Hernando was one of the first and greatest visionaries of the print age, someone who saw how the scale of available information would entirely change the landscape of thought and society.
His was an immensely eventual life. As a youth, he spent years travelling in the New World and spent one living with his father in a shipwreck off Jamaica. He created a dictionary and a geographical encyclopaedia of Spain, helped to create the first modern maps of the world, spent time in almost every major European capital and associated with many of the great people of his day, from Ferdinand and Isabel to Erasmus, Thomas More, and Dürer.

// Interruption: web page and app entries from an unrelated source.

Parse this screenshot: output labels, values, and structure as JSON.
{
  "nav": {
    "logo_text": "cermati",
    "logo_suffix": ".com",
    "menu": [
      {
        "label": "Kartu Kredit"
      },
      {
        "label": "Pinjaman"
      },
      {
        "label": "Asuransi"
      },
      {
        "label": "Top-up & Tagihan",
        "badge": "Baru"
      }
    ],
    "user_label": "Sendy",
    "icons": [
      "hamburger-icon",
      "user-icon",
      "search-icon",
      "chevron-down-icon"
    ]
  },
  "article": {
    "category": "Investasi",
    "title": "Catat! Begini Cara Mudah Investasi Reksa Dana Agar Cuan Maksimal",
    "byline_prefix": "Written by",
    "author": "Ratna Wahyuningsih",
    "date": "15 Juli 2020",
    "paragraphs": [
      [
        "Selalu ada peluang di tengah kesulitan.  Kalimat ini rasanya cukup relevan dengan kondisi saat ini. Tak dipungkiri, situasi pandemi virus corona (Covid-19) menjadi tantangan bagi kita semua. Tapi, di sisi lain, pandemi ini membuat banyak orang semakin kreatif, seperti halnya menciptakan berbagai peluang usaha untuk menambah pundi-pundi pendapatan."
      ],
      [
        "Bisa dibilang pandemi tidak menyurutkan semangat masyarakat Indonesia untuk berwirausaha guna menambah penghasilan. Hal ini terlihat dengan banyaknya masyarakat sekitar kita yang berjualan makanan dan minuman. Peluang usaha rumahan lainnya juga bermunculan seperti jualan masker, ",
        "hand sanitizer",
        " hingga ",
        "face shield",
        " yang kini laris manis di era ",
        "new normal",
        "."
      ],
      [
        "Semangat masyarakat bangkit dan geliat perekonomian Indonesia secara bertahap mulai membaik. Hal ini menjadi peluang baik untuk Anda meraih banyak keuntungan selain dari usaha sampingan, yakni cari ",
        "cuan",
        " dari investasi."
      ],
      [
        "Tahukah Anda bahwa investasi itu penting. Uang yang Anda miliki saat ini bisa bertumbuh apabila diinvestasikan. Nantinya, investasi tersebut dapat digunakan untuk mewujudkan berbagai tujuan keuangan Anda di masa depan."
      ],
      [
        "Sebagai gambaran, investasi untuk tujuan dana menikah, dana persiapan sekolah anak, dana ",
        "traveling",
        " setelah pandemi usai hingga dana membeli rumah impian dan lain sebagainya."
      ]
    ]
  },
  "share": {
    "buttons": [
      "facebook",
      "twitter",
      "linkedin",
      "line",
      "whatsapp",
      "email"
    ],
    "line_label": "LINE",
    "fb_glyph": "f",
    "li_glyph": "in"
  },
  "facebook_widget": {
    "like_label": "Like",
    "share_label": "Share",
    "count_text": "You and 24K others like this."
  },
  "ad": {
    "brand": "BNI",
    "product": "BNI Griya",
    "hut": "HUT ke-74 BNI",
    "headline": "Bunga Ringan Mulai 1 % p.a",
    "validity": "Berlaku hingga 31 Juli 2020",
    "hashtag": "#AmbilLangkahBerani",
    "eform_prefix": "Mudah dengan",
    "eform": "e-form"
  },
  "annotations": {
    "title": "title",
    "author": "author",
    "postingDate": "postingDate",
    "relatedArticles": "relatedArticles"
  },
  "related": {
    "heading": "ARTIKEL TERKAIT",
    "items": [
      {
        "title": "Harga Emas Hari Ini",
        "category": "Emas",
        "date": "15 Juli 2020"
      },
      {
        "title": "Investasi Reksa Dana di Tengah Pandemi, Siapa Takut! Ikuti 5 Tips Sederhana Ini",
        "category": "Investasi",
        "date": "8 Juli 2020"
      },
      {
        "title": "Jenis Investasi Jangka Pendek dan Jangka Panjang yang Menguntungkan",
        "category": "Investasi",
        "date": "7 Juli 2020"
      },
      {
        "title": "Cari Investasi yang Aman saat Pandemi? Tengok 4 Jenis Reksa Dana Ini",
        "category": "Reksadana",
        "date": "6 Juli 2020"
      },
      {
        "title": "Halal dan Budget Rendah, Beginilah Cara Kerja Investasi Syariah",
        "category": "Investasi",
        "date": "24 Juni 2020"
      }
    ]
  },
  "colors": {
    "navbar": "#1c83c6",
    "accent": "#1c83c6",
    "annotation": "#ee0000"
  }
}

He wrote the first biography of his father, almost single-handedly creating the legend of Columbus that held sway for many hundreds of years, and was highly influential in crafting how Europe saw the world his father reached in 1492. He also amassed the largest collection of printed images and of printed music of the age, started what was perhaps Europe's first botanical garden, and created by far the greatest private library Europe had ever seen, dwarfing with its 15,000 books every other library of the day.
Edward Wilson-Lee has written the first major modern biography of Hernando - and the first of any kind available in English. In a work of dazzling scholarship, The Catalogue of Shipwrecked Books tells an enthralling tale of the age of print and exploration, a story with striking lessons for our own modern experiences of information revolution and globalisation.